2009 Portland GSA Annual Meeting (18-21 October 2009)

Paper No. 11
Presentation Time: 11:00 AM

A COUPLED HYDROGEOLOGIC DISSOLUTION AND REPRECIPITATION MODEL OF CARBONATE ROCKS ABOVE THE BUCKSKIN/RAWHIDE DETACHMENT FAULT, SWANSEA AREA, ARIZONA


ABSTRACT WITHDRAWN

, anderson_ernie@yahoo.com

In the Swansea, Arizona area, upper-plate carbonate rocks are widespread along the Buckskin-Rawhide detachment fault (BRD) where they commonly separate lower-plate crystalline rocks from syn-extensional basin sediments and hold important clues to the hydrogeology and mineralization histories of the area. Some of the carbonate rocks are mapped as sedimentary (Paleozoic) but, based on field relations and analysis of geochemical and remote sensing (TIMS) data (Michalski and others, 2007), much is mapped as a secondary deposit interpreted to have been derived from the leaching of overlying felsic volcanic rocks and downward percolation through lacustrine basin deposits of a low-temperature, alkaline, Ca-rich groundwater.

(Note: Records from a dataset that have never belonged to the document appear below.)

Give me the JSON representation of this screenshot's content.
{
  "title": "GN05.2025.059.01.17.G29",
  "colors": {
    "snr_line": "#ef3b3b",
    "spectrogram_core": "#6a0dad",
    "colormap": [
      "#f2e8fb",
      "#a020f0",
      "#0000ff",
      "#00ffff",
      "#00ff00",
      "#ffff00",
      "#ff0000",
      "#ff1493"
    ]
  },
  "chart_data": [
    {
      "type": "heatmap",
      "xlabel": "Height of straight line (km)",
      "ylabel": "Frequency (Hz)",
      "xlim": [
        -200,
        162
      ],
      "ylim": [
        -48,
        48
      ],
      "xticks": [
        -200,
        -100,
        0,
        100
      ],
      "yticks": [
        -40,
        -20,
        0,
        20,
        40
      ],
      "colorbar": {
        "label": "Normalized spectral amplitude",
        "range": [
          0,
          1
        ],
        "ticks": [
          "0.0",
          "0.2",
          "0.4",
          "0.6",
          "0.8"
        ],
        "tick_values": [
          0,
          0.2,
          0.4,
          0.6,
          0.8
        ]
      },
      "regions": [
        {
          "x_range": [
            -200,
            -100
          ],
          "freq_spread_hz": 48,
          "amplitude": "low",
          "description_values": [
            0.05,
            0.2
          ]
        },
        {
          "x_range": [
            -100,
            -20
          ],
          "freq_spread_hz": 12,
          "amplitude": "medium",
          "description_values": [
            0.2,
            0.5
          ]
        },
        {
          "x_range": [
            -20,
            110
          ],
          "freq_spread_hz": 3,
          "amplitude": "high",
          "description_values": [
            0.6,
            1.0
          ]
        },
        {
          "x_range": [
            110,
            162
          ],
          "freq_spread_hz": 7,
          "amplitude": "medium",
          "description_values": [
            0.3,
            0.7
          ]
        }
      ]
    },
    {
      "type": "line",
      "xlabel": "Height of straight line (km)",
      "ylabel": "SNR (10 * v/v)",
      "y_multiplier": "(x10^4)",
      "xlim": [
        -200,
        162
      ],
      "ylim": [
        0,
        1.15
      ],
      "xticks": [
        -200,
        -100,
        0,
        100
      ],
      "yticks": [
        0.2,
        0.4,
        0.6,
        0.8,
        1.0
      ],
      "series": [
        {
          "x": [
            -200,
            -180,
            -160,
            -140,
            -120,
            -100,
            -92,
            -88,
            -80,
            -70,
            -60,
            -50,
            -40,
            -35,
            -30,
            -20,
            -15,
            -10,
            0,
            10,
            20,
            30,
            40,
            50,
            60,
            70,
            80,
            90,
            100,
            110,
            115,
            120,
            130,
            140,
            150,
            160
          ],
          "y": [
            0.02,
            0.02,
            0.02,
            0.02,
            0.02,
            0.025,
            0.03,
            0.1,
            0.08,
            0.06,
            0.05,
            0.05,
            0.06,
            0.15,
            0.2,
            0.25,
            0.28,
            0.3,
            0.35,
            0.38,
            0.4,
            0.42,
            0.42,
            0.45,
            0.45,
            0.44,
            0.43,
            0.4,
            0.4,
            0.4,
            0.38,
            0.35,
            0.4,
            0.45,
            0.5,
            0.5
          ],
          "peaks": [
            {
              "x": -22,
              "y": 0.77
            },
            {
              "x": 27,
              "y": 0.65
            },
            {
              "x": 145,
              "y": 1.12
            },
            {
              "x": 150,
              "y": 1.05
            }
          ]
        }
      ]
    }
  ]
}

However, I have found faint remnants of sedimentary bedforms, similar to those in the sedimentary rocks, throughout much of the “secondary” carbonate. Also, dissolution and collapse structures are widespread in the Paleozoic and “secondary” rocks. I reinterpret the “secondary” carbonate rocks as remnants after protracted dissolution of the sedimentary rocks, and the collapse structures record this dissolution history above the BRD. In this interpretation, an important question is, “Where did all the dissolved carbonate go?” Much of it precipitated as lacustrine limestone at about a dozen stratigraphic intervals in a km-thick sequence of interbedded volcanic rocks and landslide deposits in the directly adjacent basin. This revised interpretation hydrogeologically couples dissolution in uplands with limestone precipitation in adjacent basins, analogous to coupling in the detachment-fault terrain of the Mormon Mountains, Nevada. Dissolution probably occurred as a consequence of the corrosive effect of deeply derived upward-moving endogenic CO2-bearing fluids at a redox boundary with groundwater, and local ores at the Swansea and Copper Penny mines developed in that hydrogeologic regimen.